An ominous shortage of rice globally is looming large over the rice consuming countries of South Asia, of which Bangladesh tops the list. It appears the rice producing countries of this region are no longer capable of producing the quantity of rice required for feeding the ever increasing population, forcing them to stop their rice export. Re-fixation of the export price of rice at $1000 per ton abruptly, instead of $500, by India is a glaring example of how alarming the situation is. The cost of rice if imported at this rate will be not less than Tk.80 per kg. which the people of this country will never be able to buy. Undoubtedly, Bangladesh is going to be the worst affected country as it needs to feed over 150 million people whose staple food is rice, a large portion of which is imported. Therefore, it is high time short and long-term strategies are formulated and measures adopted to tackle the situation before it is too late.
Let us not forget our failure in taking timely action to meet the shortage in our future electricity and gas requirements during the last 37 years, for which the country has to pay very dearly now. The policy makers and the leaders of the previous governments neither had the foresight and capability to understand, nor the will to take necessary steps to meet the challenge of future shortage in the energy sector. Let us learn from our past mistakes. Procrastination will not solve our problems.

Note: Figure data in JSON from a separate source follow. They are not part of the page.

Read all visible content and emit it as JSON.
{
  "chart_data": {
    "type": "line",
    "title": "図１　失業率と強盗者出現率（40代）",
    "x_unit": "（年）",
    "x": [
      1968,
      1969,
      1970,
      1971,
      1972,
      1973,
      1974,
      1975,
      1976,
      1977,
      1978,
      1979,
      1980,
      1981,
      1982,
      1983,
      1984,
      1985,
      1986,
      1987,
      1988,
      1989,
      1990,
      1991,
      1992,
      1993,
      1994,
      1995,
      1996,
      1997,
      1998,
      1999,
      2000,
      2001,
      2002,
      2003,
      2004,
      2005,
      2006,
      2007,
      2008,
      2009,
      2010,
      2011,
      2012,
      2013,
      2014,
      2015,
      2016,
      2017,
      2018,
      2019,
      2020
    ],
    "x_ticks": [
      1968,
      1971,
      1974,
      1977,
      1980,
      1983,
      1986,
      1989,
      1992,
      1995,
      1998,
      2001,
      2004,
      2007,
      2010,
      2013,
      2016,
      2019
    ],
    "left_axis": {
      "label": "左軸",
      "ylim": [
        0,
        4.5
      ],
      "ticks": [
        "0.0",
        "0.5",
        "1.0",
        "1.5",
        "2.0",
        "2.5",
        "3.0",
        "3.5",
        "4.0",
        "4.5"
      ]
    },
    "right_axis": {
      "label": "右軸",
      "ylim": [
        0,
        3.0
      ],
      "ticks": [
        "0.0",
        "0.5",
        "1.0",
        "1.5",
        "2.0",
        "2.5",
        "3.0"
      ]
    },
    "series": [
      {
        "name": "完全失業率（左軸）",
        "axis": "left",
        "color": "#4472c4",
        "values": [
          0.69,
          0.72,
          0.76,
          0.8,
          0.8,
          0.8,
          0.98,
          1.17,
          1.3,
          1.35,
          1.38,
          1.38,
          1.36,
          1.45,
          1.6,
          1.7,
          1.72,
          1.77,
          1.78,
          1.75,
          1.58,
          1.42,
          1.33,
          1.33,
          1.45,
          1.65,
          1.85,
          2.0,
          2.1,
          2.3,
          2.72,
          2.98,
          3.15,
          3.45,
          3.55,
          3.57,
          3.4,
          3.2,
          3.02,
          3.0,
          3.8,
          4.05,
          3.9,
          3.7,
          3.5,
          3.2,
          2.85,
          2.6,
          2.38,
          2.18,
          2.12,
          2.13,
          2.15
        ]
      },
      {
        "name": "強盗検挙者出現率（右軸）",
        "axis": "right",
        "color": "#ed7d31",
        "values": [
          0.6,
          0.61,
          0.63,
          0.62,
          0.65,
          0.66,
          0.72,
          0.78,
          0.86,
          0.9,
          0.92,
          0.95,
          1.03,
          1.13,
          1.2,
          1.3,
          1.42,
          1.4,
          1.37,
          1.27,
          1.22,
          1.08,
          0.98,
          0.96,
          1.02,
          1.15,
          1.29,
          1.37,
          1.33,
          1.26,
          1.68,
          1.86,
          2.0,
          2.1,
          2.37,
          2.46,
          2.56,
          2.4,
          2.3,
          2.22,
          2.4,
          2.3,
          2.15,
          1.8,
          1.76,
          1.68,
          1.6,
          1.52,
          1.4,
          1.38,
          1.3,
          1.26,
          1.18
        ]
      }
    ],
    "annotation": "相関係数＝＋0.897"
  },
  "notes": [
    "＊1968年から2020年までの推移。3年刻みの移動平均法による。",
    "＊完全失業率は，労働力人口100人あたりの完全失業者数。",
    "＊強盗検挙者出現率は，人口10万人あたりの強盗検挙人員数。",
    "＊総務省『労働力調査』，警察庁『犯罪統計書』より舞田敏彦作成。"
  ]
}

Therefore, the issue of food security at present and in future demands immediate attention to obviate the impending famine like situation. Everybody realizes the adverse impact of food shortage on the economic, social and political situation of the country which may drive the nation completely overboard. Building a buffer stock of at least six months is needed to meet the present requirements based on correct statistics to avert a crisis. As suggested by the Bangladesh Bank Governor, foreign currency reserves could also be utilized to import food grains without any further delay. Import of all luxury goods, non essential items including cars and expensive vehicles for personal use should be discouraged to make foreign currency available for import of food grains. The people should also change their food habits.
Proper publicity, particularly at village level, by the government may prove effective in changing our food habit. There is no alternative to boosting production of food grains in the country and for this purpose supply of fertilisers and uninterrupted supply of electricity for irrigation are essential. The entire agriculture department should be restructured to provide all kinds of assistance to the farmers.
The population control department appears to have gone into hibernation with 'zero' activities in the last so many years. With accurate and reliable data, a plan should be drawn up to control the population boom. We must get rid of this curse-- the sooner, the better.